Phoenix worms aka black soldier fly larva are another good feeder supplemental food. They are available online and some pet stores. We recommend monitoring larva when fed. We do not allow the larva to escape to freely roam into the vivarium. We place larva on a petri dish to feed out. When the larva mature (pupate) they turn into black soldier flies. They look like a wasp and larger than a house fly (but are harmless). Not something most of us want flying around your vivarium or home.
Feeding fruit fly larva:
You can feed the larva of fruit flies to your dart frogs. Frogs that are young, thin or ill can benefit from the fatty fruit fly larva. You can scrape larva right out of a culture. Or you can place a culture as a larva feeder within the vivarium (especially when going on vacation for a few days). Just cover a culture with something like screen door mesh placed over your culture. Place the culture on its side in your vivarium. Larva will soon crawl out into your vivarium as the eggs hatch. Thanks Sabrina R. for that tip!
Culture fruit flies
To raise Dart Frogs successfully we encourage you to culture fruit flies at home. A few factors that can cause culturing issues include temperature, mold, humidity, mites and even complaints from family members (odor from vinegar). Before you purchase dart frogs you will want to practice culturing fruit flies until you are successful. Otherwise you might find yourself scrambling for a place that sells fruit flies in time to keep your frogs fed and have hungry frogs waiting and waiting.

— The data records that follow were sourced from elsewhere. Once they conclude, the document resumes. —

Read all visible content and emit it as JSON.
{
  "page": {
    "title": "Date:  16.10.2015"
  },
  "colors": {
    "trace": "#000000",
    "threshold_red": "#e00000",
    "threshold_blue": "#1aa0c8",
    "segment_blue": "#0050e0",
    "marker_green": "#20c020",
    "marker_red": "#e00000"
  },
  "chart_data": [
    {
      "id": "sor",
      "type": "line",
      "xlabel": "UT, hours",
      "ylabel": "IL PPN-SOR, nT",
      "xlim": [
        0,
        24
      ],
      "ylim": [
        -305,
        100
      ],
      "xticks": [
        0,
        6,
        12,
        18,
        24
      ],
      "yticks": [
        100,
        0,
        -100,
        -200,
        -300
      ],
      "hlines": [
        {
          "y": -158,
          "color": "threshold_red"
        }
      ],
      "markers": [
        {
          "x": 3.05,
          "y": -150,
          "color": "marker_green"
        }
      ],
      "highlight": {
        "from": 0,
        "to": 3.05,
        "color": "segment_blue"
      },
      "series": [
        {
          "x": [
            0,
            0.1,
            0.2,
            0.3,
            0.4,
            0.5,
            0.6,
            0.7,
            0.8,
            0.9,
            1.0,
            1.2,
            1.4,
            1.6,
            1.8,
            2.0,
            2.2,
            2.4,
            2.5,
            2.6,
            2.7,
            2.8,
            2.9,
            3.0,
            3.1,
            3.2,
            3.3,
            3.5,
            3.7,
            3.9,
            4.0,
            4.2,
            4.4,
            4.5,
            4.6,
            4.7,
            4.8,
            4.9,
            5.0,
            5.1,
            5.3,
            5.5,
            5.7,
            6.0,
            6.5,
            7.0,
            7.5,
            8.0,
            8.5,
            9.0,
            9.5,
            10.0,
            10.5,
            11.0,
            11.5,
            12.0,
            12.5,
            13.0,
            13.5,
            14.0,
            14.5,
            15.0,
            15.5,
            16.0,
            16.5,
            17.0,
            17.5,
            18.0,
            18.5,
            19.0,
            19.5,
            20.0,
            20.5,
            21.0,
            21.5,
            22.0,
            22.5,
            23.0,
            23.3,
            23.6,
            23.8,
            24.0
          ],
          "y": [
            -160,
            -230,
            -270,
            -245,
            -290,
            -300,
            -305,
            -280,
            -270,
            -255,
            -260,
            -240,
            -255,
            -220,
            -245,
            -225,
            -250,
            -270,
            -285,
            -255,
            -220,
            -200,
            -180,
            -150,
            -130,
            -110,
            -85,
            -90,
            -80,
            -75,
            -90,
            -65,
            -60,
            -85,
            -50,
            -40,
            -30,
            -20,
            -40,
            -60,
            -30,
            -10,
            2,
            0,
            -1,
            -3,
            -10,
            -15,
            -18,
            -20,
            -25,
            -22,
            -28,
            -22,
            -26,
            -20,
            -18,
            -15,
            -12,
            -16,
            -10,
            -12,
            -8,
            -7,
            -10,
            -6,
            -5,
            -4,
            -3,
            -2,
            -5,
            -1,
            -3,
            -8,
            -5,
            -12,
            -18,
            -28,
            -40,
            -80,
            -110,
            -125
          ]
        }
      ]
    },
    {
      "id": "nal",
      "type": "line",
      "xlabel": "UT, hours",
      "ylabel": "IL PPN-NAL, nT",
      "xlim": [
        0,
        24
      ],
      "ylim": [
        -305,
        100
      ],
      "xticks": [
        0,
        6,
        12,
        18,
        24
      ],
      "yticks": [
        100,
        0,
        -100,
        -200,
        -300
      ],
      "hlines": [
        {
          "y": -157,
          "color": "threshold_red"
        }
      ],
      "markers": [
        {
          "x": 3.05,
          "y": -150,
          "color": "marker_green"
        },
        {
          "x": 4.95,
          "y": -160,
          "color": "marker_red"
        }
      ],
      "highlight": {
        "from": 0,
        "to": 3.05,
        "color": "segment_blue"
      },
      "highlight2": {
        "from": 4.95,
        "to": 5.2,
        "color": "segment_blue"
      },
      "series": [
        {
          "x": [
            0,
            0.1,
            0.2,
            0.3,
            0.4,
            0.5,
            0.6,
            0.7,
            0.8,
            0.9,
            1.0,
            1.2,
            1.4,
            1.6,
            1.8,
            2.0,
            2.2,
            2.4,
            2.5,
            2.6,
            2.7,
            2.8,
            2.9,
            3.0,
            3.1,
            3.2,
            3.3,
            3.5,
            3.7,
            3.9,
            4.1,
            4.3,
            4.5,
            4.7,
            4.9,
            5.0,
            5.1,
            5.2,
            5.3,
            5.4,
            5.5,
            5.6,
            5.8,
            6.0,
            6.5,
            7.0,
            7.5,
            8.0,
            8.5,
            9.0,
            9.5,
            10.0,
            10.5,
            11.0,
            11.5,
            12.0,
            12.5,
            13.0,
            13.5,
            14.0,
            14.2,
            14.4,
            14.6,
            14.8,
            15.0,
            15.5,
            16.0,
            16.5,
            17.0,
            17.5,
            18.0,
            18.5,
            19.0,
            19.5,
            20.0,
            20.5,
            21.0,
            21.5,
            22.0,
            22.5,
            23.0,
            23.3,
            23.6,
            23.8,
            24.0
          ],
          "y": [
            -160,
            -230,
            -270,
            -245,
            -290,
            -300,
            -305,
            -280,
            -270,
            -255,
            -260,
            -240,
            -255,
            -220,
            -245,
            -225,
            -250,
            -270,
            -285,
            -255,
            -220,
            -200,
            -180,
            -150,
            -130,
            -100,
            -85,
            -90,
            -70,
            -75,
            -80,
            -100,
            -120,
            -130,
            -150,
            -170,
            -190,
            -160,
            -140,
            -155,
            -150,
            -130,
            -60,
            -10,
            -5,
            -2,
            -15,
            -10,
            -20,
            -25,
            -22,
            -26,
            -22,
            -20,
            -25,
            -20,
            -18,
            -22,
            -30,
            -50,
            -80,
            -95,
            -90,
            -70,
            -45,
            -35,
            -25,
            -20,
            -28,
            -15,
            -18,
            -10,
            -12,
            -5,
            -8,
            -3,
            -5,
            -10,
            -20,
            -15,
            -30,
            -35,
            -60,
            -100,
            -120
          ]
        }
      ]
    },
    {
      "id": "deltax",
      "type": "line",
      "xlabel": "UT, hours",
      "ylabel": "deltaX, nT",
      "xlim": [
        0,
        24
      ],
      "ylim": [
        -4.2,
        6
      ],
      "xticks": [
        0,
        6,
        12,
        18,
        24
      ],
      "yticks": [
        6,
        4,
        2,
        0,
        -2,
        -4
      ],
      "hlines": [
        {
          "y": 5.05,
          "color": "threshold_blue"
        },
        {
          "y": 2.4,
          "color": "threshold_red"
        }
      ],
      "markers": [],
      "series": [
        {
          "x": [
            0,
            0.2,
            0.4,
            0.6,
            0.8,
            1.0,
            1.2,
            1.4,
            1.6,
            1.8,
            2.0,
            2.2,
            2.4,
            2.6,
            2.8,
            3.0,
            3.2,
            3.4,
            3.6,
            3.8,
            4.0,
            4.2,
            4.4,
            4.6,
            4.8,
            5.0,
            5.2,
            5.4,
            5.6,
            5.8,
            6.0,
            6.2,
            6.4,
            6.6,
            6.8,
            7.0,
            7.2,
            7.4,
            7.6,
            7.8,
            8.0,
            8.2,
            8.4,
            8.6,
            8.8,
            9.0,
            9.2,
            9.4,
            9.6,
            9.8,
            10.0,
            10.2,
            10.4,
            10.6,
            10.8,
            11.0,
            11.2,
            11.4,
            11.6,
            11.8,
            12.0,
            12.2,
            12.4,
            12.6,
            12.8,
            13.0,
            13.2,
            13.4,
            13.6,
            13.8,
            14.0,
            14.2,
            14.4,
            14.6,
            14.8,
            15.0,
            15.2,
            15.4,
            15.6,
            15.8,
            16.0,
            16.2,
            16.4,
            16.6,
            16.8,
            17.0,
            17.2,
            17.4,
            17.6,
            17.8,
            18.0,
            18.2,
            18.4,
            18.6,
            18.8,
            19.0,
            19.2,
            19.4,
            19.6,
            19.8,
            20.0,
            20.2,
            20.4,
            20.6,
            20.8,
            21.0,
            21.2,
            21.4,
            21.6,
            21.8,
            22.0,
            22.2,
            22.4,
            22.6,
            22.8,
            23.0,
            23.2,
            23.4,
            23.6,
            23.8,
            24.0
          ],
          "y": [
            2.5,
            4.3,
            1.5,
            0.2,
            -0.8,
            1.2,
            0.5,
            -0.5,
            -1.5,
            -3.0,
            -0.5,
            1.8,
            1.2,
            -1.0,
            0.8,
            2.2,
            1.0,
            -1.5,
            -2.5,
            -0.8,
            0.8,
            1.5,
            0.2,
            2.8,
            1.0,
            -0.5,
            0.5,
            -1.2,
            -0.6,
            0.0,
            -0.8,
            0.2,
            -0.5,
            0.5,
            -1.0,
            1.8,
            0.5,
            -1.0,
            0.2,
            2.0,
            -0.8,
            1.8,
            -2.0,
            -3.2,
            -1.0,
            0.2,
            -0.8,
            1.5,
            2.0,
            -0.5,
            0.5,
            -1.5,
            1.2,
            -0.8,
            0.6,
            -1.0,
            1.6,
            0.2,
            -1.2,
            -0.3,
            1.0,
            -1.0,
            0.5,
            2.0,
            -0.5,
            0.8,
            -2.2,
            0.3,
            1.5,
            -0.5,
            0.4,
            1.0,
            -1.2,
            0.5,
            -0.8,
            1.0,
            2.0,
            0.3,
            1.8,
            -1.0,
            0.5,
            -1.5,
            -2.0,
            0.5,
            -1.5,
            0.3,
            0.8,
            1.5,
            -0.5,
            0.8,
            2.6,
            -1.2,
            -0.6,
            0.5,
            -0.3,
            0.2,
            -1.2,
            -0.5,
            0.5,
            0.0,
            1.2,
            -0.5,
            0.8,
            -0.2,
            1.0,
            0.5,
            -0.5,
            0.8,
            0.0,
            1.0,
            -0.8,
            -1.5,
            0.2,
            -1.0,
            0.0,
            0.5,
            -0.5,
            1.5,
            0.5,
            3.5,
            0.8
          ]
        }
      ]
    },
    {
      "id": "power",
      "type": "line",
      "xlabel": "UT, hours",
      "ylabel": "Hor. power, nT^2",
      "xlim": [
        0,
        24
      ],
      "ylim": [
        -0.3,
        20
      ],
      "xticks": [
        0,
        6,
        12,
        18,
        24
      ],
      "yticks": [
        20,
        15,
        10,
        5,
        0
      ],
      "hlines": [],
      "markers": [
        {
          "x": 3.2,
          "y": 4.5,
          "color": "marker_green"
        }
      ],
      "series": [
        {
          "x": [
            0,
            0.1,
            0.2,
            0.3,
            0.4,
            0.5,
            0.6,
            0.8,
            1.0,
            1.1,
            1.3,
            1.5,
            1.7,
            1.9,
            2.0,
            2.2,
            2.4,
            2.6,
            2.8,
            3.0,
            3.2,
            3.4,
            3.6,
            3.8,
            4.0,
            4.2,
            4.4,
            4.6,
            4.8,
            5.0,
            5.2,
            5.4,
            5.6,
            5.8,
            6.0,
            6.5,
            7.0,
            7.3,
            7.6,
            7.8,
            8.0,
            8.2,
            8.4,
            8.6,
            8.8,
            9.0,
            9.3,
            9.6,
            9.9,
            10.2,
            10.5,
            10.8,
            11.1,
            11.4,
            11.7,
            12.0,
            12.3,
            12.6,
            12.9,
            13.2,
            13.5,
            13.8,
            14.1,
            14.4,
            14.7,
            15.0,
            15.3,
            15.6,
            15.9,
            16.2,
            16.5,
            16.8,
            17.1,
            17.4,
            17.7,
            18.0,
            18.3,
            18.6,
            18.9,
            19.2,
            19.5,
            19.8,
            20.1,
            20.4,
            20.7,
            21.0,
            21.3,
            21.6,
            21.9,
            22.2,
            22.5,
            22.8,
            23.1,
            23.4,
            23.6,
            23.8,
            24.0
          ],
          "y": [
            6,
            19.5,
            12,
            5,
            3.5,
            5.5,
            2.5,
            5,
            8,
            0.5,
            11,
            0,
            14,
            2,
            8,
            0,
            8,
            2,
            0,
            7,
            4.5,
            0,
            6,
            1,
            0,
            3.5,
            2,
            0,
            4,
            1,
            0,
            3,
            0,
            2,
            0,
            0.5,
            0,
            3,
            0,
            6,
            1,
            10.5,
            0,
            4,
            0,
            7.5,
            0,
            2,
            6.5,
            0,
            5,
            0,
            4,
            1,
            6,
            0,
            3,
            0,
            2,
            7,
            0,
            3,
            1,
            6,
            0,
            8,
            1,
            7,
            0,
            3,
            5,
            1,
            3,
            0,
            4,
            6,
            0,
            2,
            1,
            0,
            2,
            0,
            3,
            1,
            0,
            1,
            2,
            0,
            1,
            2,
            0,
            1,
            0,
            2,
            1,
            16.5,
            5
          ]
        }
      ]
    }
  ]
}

Keep an eye out for frogs that have a tough time eating in the presence of other frogs. If frogs are not eating enough and a peer is getting the lions share you may need to separate the struggling frog into another enclosure.
Sticky tongue syndrome. If you have a frog that flicks his tongue but cannot capture prey it may be a sign of a vitamin deficiency. Providing food items with Vitamin A may help address symptoms of STS.